Not sure if you want to pursue this line of thinking, but perhaps one approach is to eliminate the use of IS clustering? What specific features of IS clustering is your environment specifically leveraging?

Hello,

We need at least 2 servers in a cluster to handle the load which is significant on the productive environment.
Quick question: I can see in a lot of tc server log entries " ClientID[6178] Subsystem: MEMORY_MANAGER EventType: MEMORY_LONGGC Message: Detected long GC>8,000ms. GC count:4. GC Time:15,761ms. Frequent long GC cycles cause severe performance degradation"

What does the 8,000ms mean exactly. Is it the maximum allowed time for gc?
If so, is there any setting on Teracotta side to increase this threshold?

Thank you in advance,
Oliver

You don’t need an IS cluster for that. You just need a load balancer in front of them.

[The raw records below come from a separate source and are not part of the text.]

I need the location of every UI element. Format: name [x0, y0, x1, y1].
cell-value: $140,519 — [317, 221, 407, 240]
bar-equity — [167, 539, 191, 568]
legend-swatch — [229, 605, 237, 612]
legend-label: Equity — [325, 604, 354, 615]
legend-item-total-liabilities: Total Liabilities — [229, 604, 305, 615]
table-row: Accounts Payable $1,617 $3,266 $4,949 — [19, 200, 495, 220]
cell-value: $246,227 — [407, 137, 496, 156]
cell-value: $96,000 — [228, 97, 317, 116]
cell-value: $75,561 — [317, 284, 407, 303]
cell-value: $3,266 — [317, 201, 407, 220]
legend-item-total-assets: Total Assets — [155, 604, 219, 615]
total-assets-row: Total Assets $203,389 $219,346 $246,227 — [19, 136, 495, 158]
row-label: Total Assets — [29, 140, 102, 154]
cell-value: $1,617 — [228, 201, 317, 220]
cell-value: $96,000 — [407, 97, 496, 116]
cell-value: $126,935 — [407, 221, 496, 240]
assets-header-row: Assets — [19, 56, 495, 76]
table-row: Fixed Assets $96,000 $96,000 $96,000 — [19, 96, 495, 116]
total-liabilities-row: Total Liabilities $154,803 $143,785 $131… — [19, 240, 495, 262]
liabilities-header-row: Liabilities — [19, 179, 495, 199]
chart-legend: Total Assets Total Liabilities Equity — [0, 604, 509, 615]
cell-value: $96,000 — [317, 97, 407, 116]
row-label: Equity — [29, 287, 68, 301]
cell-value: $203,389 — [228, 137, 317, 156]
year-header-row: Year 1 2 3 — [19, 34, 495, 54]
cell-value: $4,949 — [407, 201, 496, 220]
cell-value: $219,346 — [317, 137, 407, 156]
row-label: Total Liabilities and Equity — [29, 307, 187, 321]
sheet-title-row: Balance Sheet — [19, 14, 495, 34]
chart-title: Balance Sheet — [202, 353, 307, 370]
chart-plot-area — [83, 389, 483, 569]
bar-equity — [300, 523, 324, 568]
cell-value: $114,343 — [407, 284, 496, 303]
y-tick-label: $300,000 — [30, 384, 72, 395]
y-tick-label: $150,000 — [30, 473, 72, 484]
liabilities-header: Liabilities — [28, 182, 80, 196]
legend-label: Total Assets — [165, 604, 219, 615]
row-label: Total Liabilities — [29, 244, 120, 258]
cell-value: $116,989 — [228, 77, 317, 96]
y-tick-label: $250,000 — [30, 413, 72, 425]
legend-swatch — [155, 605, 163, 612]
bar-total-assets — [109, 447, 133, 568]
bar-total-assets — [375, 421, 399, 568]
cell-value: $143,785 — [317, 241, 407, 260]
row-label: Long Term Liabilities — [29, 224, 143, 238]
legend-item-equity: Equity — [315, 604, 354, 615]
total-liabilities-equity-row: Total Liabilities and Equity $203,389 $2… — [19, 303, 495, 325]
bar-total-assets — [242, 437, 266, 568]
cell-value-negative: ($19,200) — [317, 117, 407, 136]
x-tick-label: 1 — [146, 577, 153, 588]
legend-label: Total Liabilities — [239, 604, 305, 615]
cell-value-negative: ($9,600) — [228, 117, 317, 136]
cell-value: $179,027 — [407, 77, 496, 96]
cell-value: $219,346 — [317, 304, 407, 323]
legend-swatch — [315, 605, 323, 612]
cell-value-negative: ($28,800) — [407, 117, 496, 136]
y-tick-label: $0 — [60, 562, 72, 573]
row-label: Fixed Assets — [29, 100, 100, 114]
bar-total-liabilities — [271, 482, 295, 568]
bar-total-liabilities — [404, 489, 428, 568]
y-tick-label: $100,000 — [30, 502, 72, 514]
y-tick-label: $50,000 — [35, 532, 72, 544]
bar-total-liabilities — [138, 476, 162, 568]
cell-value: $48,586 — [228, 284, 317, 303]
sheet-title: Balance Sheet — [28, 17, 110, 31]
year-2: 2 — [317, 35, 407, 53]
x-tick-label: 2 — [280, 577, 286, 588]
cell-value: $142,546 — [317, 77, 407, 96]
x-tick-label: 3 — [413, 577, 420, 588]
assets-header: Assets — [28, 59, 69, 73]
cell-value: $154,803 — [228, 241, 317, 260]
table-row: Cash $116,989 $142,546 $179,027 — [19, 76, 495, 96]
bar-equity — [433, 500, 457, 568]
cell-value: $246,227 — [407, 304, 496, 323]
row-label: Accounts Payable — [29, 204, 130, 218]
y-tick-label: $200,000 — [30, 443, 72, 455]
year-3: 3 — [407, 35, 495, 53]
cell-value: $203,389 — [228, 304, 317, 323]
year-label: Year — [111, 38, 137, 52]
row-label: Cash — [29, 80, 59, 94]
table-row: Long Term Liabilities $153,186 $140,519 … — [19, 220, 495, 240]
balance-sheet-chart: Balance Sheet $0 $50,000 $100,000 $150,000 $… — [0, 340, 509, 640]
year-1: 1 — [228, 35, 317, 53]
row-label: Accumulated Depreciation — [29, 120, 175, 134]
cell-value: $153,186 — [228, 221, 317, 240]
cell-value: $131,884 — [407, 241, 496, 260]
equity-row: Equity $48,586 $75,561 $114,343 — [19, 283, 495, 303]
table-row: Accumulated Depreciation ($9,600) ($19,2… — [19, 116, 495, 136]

This old, old thread may be helpful.

http://tech.forums.softwareag.com/techjforum/posts/list/40113.page

Note that the posts about scheduled tasks needing IS clustering have been overcome by events – those no longer need IS clustering and instead use a shared DB to manage “run on any single instance” tasks.